For information on trafficking in persons, including persons trafficked for forced labor and slavery, also see the Department of State's annual Trafficking in Persons Report.
The minimum age for employment is 15 years old, and youths under 18 years old require written parental or guardian permission for employment. The labor law stipulates very specific working conditions for youths and limits their workweek to 35 hours. Penalties include fines of up to 780,000 dinars (approximately $9,534).
According to the Ministry of Labor and Social Policy's Labor Inspectorate, which is responsible for enforcing the child labor laws, during the year inspectors did not register any violations involving employment of youths under the age of 18 without parental permission.
e.
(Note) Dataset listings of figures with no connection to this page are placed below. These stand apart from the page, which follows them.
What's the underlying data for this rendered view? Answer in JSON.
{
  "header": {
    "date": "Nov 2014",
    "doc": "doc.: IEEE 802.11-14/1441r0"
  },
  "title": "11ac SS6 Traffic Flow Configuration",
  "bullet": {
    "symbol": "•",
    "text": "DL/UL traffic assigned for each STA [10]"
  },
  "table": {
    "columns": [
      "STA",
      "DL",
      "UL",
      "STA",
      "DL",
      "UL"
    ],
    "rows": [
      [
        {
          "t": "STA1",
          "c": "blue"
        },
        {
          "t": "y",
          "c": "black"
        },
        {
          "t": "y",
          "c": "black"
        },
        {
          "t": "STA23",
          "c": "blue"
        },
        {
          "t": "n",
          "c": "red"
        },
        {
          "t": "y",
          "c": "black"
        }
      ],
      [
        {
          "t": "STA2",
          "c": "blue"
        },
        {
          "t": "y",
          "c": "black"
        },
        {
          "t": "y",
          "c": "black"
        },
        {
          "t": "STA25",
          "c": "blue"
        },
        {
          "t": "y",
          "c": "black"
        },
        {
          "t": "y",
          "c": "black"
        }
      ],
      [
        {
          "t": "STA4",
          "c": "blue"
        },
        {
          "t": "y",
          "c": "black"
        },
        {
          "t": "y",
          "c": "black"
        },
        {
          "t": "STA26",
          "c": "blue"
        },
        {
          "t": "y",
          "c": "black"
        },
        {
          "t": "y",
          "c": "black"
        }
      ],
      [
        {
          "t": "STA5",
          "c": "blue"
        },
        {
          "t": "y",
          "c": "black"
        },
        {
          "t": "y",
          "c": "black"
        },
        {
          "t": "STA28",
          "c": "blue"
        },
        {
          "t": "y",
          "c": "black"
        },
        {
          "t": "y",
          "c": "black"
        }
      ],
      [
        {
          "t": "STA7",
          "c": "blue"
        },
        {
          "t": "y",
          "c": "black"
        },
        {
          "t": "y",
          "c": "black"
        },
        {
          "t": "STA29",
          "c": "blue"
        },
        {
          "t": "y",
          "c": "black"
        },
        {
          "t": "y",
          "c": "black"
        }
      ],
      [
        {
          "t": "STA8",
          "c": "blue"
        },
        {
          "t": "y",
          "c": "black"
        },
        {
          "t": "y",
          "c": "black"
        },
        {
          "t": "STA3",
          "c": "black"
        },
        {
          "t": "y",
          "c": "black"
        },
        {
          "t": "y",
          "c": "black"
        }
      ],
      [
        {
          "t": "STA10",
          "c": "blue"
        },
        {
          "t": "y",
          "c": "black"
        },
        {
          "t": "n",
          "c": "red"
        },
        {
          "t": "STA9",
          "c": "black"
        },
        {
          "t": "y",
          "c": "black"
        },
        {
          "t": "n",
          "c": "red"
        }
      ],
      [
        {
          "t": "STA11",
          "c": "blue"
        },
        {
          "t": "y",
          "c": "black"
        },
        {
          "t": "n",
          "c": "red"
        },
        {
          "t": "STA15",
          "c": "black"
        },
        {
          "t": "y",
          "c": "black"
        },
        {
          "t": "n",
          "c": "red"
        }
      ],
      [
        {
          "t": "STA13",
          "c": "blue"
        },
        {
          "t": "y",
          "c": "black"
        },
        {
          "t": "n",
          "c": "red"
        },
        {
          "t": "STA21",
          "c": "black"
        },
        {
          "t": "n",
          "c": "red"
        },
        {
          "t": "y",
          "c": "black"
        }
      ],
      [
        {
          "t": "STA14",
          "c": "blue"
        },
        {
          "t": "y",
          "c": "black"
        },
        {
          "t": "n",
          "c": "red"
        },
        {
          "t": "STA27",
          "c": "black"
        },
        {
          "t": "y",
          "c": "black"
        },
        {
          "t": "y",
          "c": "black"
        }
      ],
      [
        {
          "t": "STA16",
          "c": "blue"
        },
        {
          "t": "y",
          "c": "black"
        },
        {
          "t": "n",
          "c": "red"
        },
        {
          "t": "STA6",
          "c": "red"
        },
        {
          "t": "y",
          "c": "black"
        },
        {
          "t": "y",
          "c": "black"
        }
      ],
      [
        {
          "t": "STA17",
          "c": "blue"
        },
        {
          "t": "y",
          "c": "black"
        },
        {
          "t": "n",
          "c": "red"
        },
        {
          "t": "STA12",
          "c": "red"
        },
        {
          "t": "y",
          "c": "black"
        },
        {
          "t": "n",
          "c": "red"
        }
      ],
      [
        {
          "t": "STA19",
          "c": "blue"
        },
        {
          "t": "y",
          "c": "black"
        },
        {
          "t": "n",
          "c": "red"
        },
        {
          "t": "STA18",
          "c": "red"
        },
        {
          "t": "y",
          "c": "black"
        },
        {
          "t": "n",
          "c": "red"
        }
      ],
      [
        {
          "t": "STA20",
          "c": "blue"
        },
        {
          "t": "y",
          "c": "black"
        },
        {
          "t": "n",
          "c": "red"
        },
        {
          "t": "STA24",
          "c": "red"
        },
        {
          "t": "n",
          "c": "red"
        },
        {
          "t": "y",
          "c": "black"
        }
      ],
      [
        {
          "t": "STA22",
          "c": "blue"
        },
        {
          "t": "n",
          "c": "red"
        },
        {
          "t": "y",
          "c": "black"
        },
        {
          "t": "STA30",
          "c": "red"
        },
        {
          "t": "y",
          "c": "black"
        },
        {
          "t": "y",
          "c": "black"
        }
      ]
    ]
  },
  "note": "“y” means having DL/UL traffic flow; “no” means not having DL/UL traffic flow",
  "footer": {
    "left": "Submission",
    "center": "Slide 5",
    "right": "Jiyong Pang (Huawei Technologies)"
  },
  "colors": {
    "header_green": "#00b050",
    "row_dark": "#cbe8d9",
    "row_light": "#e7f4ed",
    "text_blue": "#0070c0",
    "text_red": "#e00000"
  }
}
Acceptable Conditions of Work
The minimum wage for the period between January and June was set at 15,840 dinars (approximately $194) per month. The minimum wage did not provide a decent standard of living for a worker and family. In companies with a trade union presence, the union generally monitored effective enforcement of the minimum wage. This was not the case in smaller private companies where employers were either unwilling or unable to pay minimum wages and mandatory social benefits. These companies often employed unregistered workers, that is, workers "off the books," for whom the employer did not pay social and pension contributions and to whom the employer paid a cash salary directly without recording the transaction. Most unregistered workers did not report labor violations because they feared losing their jobs. The Labor Inspectorate is responsible for enforcing the minimum wage.
The average monthly net salary in November was approximately 34,591 dinars (approximately $422).
Unlike in previous years, wage arrears were no longer reported to be substantial and widespread.
The standard workweek of 40 hours prescribed by the labor law was generally observed in state-owned enterprises but not in private companies. The law provides that an employee may not work overtime for more than four hours a day or for more than 240 hours in a calendar year. For an eight-hour workday, one 30-minute break is required. At least 12 hours of break are required between shifts during a workweek, and at least 24 hours of break are required over a weekend.
Collective agreements were the primary means of providing premium pay for overtime. However, the labor law requires that the premium for overtime work be at least 26 percent of the salary base, as defined by the relevant collective bargaining agreement. Trade unions within a company are the primary agents for enforcing overtime pay; however, the labor inspectorate also has enforcement responsibilities. The inspectorate did not always enforce labor regulations.
The law requires companies to establish a safety and security unit to monitor observance of safety and security regulations; however, in practice these units often focused on rudimentary aspects of safety, such as purchasing soaps and detergents, rather than on providing safety equipment for workers. Workers did not have the right to remove themselves from situations that endangered their health or safety without jeopardy to their employment. The Labor Inspectorate was responsible for worker safety and health, and it increased inspections and preventative measures during the year.